How Barack Obama’s mother made him who he is will make for a great read for Democrats who support him, and Republicans who need to know more about the next President of the United States.  Time Magazine presents a well-written piece.  Anyone who knows the story of Obama as a child, or cares about the impact that his mom had on his life, will find reading this time well spent.  A portion is here below.

“When I think about my mother,” Obama told me recently, “I think that there was a certain combination of being very grounded in who she was, what she believed in. But also a certain recklessness. I think she was always searching for something. She wasn’t comfortable seeing her life confined to a certain box.”

Obama’s mother was a dreamer. She made risky bets that paid off only some of the time, choices that her children had to live with. She fell in love—twice—with fellow students from distant countries she knew nothing about. Both marriages failed, and she leaned on her parents and friends to help raise her two children.

“She cried a lot,” says her daughter Maya Soetoro-Ng, “if she saw animals being treated cruelly or children in the news or a sad movie—or if she felt like she wasn’t being understood in a conversation.” And yet she was fearless, says Soetoro-Ng. “She was very capable. She went out on the back of a motorcycle and did rigorous fieldwork. Her research was responsible and penetrating. She saw the heart of a problem, and she knew whom to hold accountable.”

Today Obama is partly a product of what his mother was not. Whereas she swept her children off to unfamiliar lands and even lived apart from her son when he was a teenager, Obama has tried to ground his children in the Midwest. “We’ve created stability for our kids in a way that my mom didn’t do for us,” he says. “My choosing to put down roots in Chicago and marry a woman who is very rooted in one place probably indicates a desire for stability that maybe I was missing.”

Ironically, the person who mattered most in Obama’s life is the one we know the least about—maybe because being partly African in America is still seen as being simply black and color is still a preoccupation above almost all else. There is not enough room in the conversation for the rest of a man’s story.

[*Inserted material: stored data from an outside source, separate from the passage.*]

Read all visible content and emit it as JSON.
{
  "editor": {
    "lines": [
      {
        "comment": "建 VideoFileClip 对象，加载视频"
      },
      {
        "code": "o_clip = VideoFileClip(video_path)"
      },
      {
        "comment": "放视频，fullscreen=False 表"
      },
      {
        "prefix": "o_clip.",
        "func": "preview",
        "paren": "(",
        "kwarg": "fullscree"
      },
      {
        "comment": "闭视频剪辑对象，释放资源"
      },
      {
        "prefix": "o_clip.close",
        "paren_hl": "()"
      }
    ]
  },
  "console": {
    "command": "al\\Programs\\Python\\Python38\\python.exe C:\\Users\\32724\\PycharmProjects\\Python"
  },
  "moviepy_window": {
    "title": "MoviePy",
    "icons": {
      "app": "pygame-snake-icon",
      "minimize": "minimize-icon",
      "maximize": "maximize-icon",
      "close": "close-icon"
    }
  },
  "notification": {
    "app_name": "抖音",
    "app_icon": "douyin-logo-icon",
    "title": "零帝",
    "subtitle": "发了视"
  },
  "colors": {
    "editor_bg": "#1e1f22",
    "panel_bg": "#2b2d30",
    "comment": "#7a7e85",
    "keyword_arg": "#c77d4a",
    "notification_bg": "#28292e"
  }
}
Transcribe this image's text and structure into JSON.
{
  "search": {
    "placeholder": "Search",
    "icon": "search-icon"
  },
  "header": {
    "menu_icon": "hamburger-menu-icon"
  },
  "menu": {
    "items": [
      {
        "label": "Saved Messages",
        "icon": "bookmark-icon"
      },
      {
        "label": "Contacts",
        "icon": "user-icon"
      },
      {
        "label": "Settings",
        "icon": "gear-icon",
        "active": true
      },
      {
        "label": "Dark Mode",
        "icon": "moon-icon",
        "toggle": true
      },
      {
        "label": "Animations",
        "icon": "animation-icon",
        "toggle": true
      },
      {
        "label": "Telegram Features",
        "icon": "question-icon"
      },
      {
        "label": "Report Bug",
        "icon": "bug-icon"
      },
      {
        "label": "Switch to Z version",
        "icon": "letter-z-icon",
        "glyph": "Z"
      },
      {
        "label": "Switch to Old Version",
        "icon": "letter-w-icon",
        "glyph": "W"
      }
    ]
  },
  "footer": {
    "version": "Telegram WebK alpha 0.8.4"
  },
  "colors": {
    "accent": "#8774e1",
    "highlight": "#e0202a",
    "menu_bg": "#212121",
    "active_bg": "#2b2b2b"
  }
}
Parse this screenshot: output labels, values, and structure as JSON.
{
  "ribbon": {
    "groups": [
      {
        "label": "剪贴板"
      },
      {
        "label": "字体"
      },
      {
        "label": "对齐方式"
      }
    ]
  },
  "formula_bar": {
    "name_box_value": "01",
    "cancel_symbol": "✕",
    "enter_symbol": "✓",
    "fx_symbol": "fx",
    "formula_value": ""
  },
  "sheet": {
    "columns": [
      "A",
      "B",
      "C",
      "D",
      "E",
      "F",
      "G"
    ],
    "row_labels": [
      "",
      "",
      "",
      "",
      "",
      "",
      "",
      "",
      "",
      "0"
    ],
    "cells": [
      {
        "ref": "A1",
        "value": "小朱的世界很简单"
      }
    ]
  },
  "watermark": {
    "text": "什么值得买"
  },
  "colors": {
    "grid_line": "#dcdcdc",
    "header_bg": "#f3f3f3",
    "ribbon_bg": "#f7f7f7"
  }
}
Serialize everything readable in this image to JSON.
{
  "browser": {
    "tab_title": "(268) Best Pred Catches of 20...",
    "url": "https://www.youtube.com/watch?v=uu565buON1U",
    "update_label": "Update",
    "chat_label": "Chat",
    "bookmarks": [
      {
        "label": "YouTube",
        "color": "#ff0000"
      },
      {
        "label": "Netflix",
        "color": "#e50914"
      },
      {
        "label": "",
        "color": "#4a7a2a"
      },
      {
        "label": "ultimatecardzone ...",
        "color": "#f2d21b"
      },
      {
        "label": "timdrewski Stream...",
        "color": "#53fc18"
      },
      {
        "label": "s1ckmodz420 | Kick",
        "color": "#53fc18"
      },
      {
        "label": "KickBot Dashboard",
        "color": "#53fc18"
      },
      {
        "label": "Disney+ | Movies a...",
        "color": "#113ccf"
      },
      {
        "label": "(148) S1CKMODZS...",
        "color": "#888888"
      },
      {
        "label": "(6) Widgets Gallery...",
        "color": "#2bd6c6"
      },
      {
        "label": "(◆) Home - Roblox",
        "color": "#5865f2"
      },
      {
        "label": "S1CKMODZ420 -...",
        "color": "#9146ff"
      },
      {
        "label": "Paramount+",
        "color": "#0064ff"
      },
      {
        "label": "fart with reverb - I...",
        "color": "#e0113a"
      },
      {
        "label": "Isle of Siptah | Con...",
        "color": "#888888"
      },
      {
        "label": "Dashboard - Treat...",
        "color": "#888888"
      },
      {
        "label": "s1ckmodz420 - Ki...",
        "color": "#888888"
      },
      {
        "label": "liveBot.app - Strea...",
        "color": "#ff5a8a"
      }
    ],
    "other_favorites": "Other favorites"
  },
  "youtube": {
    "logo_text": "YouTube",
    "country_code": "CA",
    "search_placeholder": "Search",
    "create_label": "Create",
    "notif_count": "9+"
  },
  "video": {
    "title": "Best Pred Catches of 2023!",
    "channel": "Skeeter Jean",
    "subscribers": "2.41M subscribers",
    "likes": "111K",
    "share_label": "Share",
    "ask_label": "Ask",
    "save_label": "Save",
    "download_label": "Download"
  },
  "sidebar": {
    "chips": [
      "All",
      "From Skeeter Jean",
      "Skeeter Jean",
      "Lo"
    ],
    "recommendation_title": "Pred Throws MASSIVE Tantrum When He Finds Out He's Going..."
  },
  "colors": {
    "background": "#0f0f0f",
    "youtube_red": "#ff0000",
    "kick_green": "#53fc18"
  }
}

But Obama is his mother’s son. In his wide-open rhetoric about what can be instead of what was, you see a hint of his mother’s credulity. When Obama gets donations from people who have never believed in politics before, they’re responding to his ability—passed down from his mother—to make a powerful argument (that happens to be very liberal) without using a trace of ideology. On a good day, when he figures out how to move a crowd of thousands of people very different from himself, it has something to do with having had a parent who gazed at different cultures the way other people study gems.

It turns out that Obama’s nascent career peddling hope is a family business. He inherited it. And while it is true that he has not been profoundly tested, he was raised by someone who was.